Should you have a "cheat" meal?


First you should know I don’t love the term “cheat” meal or labeling food as bad or good. In my experience it only creates fear, deprivation, and restriction, which usually leads to overeating or bingeing on the foods you were trying so hard to avoid.


Putting foods on a bad list only adds a charge to them, making us want them more. It’s why my clients tell me they can’t trust themselves if there’s ice cream in the house.


They’ve told themselves they can never have it again and now it’s the only thing they can think about.


The problem with this is, eventually they allow themselves a “cheat food” but it turns into a whole day or weekend of eating “bad.”


The actual food is never the problem, feeling like it’s the last chance to have it and overeating is.


Luckily there’s a way to find balance and it all starts with how you’re thinking about your current diet.


Here are some questions to get you started:


Do you see this as a lifestyle; a way of eating you can maintain long term?


Are you counting down until the 30 days are up and planning all the things you’ll have on day 31 that you can’t have now?


Do you know how you want to feel physically after meals, during your workday, and at workouts?


How important is to you to feel energized, nourished, and alert after eating? Do you know what types of foods make you feel this way?


When you’re clear about how you want to feel after eating most of the time, then you don’t need a good or bad food list. Instead it comes down to deciding in the moment if you want to feel good or if you’re okay with the crash that comes when you have donuts.


There isn’t a right or wrong answer here, the only thing I suggest is you take full responsibility for the choice either way.


From my experience personally and working with people most of us feel tired, lethargic, and/or bloated after eating too much of most foods but especially pizza, burgers and fries, ice cream, cinnamon rolls, etc.


If your top priority is to feel alert and light after lunch then you won’t think twice about having a fast food burrito. Being clear on what’s important to you when it comes to fueling your body makes deciding what eat so much easier.

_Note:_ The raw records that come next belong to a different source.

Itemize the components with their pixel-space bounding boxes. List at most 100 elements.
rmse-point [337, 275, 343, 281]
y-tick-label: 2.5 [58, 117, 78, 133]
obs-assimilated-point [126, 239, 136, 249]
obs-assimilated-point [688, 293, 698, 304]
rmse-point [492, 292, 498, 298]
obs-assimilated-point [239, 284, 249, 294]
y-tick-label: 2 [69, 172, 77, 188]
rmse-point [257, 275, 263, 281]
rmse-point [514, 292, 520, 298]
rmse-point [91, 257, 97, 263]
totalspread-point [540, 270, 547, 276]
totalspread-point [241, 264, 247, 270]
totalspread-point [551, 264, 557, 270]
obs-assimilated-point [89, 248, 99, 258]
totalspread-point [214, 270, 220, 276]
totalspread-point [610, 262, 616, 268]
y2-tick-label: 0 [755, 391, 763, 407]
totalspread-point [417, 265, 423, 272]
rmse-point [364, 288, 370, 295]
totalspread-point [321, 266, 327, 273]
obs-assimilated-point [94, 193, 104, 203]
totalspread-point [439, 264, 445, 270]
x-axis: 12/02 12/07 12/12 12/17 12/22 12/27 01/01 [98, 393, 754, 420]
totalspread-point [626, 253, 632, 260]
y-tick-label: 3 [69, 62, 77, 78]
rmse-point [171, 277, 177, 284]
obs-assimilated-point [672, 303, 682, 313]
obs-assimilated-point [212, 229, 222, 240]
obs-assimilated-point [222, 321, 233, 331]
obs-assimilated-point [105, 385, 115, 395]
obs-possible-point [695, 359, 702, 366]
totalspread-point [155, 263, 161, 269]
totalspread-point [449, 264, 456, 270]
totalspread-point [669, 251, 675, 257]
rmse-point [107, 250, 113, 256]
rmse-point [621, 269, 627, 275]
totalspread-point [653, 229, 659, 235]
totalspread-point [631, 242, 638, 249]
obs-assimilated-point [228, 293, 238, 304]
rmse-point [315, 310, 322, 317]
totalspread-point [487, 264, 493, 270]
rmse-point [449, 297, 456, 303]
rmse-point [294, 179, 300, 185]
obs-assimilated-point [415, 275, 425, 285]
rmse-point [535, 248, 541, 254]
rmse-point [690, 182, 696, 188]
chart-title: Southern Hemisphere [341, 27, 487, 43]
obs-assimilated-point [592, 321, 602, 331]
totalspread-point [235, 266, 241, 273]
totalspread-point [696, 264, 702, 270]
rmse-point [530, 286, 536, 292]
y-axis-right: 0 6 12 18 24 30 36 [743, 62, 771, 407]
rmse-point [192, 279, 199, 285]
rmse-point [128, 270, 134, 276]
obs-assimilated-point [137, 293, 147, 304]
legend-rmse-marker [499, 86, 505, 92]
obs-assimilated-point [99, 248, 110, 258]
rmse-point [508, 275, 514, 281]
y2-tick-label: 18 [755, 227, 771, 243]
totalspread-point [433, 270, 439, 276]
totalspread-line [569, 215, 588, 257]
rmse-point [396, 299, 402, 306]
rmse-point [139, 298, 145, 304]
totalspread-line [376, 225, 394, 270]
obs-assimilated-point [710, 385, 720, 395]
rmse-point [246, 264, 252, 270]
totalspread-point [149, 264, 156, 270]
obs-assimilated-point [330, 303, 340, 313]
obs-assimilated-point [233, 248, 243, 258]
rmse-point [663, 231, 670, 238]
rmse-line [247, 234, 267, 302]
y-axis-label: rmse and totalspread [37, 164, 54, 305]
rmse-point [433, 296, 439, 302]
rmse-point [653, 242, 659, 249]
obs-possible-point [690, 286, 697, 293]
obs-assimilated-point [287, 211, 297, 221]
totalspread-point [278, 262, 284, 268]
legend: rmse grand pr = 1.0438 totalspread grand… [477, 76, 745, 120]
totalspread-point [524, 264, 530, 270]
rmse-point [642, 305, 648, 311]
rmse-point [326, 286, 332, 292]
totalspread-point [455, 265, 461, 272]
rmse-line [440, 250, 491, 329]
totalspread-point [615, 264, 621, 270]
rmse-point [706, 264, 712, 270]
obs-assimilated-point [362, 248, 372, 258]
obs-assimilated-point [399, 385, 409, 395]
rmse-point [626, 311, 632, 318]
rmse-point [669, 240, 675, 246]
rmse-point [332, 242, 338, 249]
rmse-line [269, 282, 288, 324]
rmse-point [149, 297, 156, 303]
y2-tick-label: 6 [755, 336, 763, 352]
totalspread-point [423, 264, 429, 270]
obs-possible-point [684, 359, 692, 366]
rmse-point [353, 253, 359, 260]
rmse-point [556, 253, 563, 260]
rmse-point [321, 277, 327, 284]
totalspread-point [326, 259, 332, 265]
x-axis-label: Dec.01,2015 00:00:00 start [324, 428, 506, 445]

Here are 5 tips on how include fun foods into a healthy way of eating:


1. Stop thinking that you’re on diet that has an end date. If you can’t see yourself eating this way in another 6 months reevaluate what needs to change to make it a lifestyle that includes fun treats.


2. Decide how you want feel throughout the day and after eating. Does the food on your plate align with that most of time?


3. Plan ahead when you’ll have a treat or fun meal and how much. This helps with not reacting in the moment to a fleeting craving. You’re also more likely to follow through on tip #4 when you’ve planned ahead.


4. Enjoy it without distractions, eat slowly, and make sure you taste every bite.


5. Stop eating when you’re satisfied not stuffed. This isn’t the last chance you get this food so no need to stuff it down like you’ll never see it again.


When you become more mindful about your eating and implement the tips above, you won’t have to white knuckle it all week or month. Knowing you can have any food at any time actually makes them less appealing and when you do you eat them, one serving is enough.


If you still feel fear or anxiety around eating certain foods, reach out to a dietitian to help you repair that relationship and feel back in control of your nutrition.